"If he opened his heart to God, he would find God's great love right there."

A healing that has come about is the sense that I was not loving myself very well. We are given the directive to love our brother as ourselves, but that cannot easily be done when we are not caring nor loving ourselves very much. Some unkind ways of treating and thinking about myself have fallen away. I realized that God was loving and caring for me and that by reflection I must do the same for myself.  This improvement has brought a clearer mental concept of myself to thought, and I’m also feeling much more open about sharing the truth with others. This wasn’t a problem in the past, but it had been covered over the last few years to the point where I sometimes felt anti-social.

The clearest indication of this which I’ve had so far is an increased willingness to share concepts learned in Christian Science with others, particularly on social media.

A cousin of mine, which I grew up with, suffered for several years after an industrial accident which left one of his feet badly injured. Years of prescription medicine and surgeries has brought him through many trials of his faith in God (he is a Catholic by upbringing) and he has seemingly continued to battle the belief of depression.

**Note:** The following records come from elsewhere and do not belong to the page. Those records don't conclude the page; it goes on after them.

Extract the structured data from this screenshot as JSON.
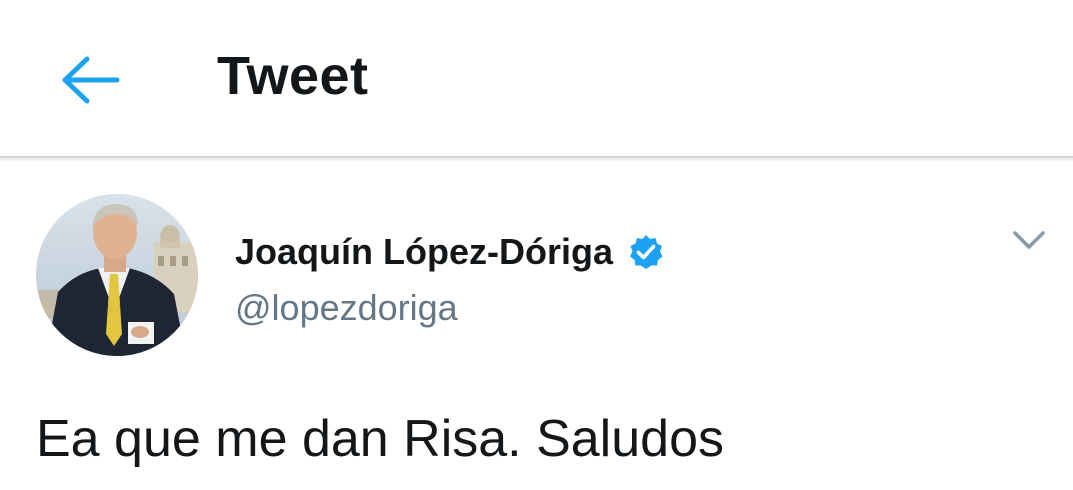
{
  "header": {
    "title": "Tweet",
    "back_icon": "arrow-left-icon",
    "accent_color": "#1da1f2"
  },
  "tweet": {
    "author": {
      "name": "Joaquín López-Dóriga",
      "handle": "@lopezdoriga",
      "verified_icon": "verified-badge-icon",
      "avatar": "profile-photo"
    },
    "menu_icon": "chevron-down-icon",
    "text": "Ea que me dan Risa. Saludos"
  }
}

After a recent post of his on Facebook, I got a strong impression that he was mired in pain and depression. I prayed about how I could best help him. While I was working, I scribbled down a cryptic message on a scrap of paper, and put it in my pocket. When I got home later in the day, I looked at the note and it inspired me to write him a short message about how if he opened his heart to God, he would find that God’s great love was right there.

A while later I received a notification from him, saying, “I’ve waited seventeen years for someone to tell me that, thank you.”  It is obvious from his consequent posts that there has been steady improvement in his thought. 

One of the things I’ve discovered is that this reaching out is natural and it has made me to feel more love and compassion toward my cousin and others as well. I’m no longer bashful about re-posting the Daily Lift, or sharing Bible phrases with others, or just plain sharing healing thoughts learned in my study of Christian Science. This has brought an uplift to my own experience and daily life. This spiritual growth is also bolstering my CS nursing practice.